Prep Time: 10 Mins
Cook Time: 10 Mins
Makes: 4 Servings
1 package (7 to 9 ounces) baby lettuce mix
4 roma tomatoes, sliced
4 hard-boiled EGGS, each cut into 4 wedges
1/2 cup part-skim shredded Mozzarella cheese
1. DIVIDE lettuce evenly among 4 serving plates.
2. TOP each with 1 sliced tomato and 4 egg wedges.
3. SPRINKLE each with 2 tablespoons cheese.
Serve with reduced fat vinaigrette, if desired.
HARD-BOILED EGGS: PLACE eggs in saucepan large enough to hold them in single layer.

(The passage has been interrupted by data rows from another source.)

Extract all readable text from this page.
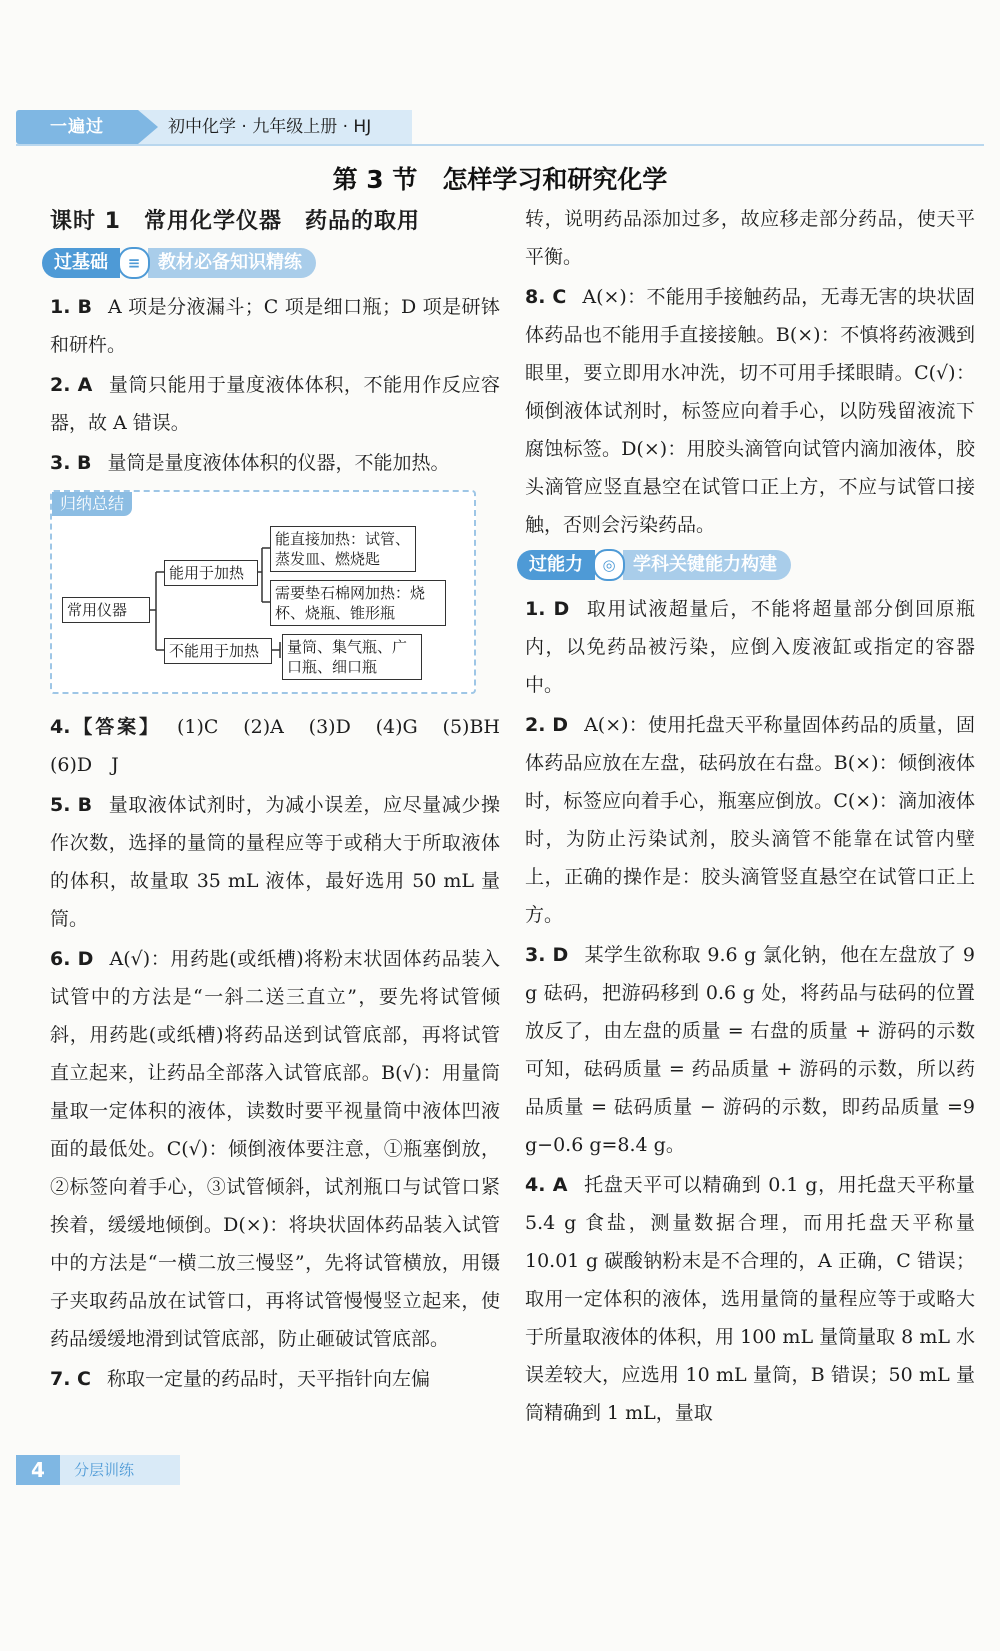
一遍过	初中化学 · 九年级上册 · HJ
第 3 节　怎样学习和研究化学
课时 1　常用化学仪器　药品的取用
过基础	≡ 教材必备知识精练
1. B A 项是分液漏斗；C 项是细口瓶；D 项是研钵和研杵。
2. A 量筒只能用于量度液体体积，不能用作反应容器，故 A 错误。
3. B 量筒是量度液体体积的仪器，不能加热。
归纳总结
常用仪器
能用于加热
不能用于加热
能直接加热：试管、蒸发皿、燃烧匙
需要垫石棉网加热：烧杯、烧瓶、锥形瓶
量筒、集气瓶、广口瓶、细口瓶
4.【答案】 (1)C　(2)A　(3)D　(4)G　(5)BH　(6)D　J
5. B 量取液体试剂时，为减小误差，应尽量减少操作次数，选择的量筒的量程应等于或稍大于所取液体的体积，故量取 35 mL 液体，最好选用 50 mL 量筒。
6. D A(√)：用药匙(或纸槽)将粉末状固体药品装入试管中的方法是“一斜二送三直立”，要先将试管倾斜，用药匙(或纸槽)将药品送到试管底部，再将试管直立起来，让药品全部落入试管底部。B(√)：用量筒量取一定体积的液体，读数时要平视量筒中液体凹液面的最低处。C(√)：倾倒液体要注意，①瓶塞倒放，②标签向着手心，③试管倾斜，试剂瓶口与试管口紧挨着，缓缓地倾倒。D(×)：将块状固体药品装入试管中的方法是“一横二放三慢竖”，先将试管横放，用镊子夹取药品放在试管口，再将试管慢慢竖立起来，使药品缓缓地滑到试管底部，防止砸破试管底部。
7. C 称取一定量的药品时，天平指针向左偏
转，说明药品添加过多，故应移走部分药品，使天平平衡。
8. C A(×)：不能用手接触药品，无毒无害的块状固体药品也不能用手直接接触。B(×)：不慎将药液溅到眼里，要立即用水冲洗，切不可用手揉眼睛。C(√)：倾倒液体试剂时，标签应向着手心，以防残留液流下腐蚀标签。D(×)：用胶头滴管向试管内滴加液体，胶头滴管应竖直悬空在试管口正上方，不应与试管口接触，否则会污染药品。
过能力	◎ 学科关键能力构建
1. D 取用试液超量后，不能将超量部分倒回原瓶内，以免药品被污染，应倒入废液缸或指定的容器中。
2. D A(×)：使用托盘天平称量固体药品的质量，固体药品应放在左盘，砝码放在右盘。B(×)：倾倒液体时，标签应向着手心，瓶塞应倒放。C(×)：滴加液体时，为防止污染试剂，胶头滴管不能靠在试管内壁上，正确的操作是：胶头滴管竖直悬空在试管口正上方。
3. D 某学生欲称取 9.6 g 氯化钠，他在左盘放了 9 g 砝码，把游码移到 0.6 g 处，将药品与砝码的位置放反了，由左盘的质量 = 右盘的质量 + 游码的示数可知，砝码质量 = 药品质量 + 游码的示数，所以药品质量 = 砝码质量 − 游码的示数，即药品质量 =9 g−0.6 g=8.4 g。
4. A 托盘天平可以精确到 0.1 g，用托盘天平称量 5.4 g 食盐，测量数据合理，而用托盘天平称量 10.01 g 碳酸钠粉末是不合理的，A 正确，C 错误；取用一定体积的液体，选用量筒的量程应等于或略大于所量取液体的体积，用 100 mL 量筒量取 8 mL 水误差较大，应选用 10 mL 量筒，B 错误；50 mL 量筒精确到 1 mL，量取
4	分层训练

ADD cold water to cover eggs by 1 inch. HEAT over high heat just to boiling. REMOVE from burner. COVER pan. LET EGGS STAND in hot water about 15 minutes for large eggs (12 minutes for medium eggs; 18 minutes for extra large). DRAIN immediately and serve warm. OR, cool completely under cold running water or in bowl of ice water, then REFRIGERATE.
Very fresh eggs can be difficult to peel. To ensure easily peeled eggs, buy and refrigerate them a week to 10 days in advance of cooking. This brief “breather” allows the eggs time to take in air, which helps separate the membranes from the shell. Hard-boiled eggs are easiest to peel right after cooling. Cooling causes the egg to contract slightly in the shell.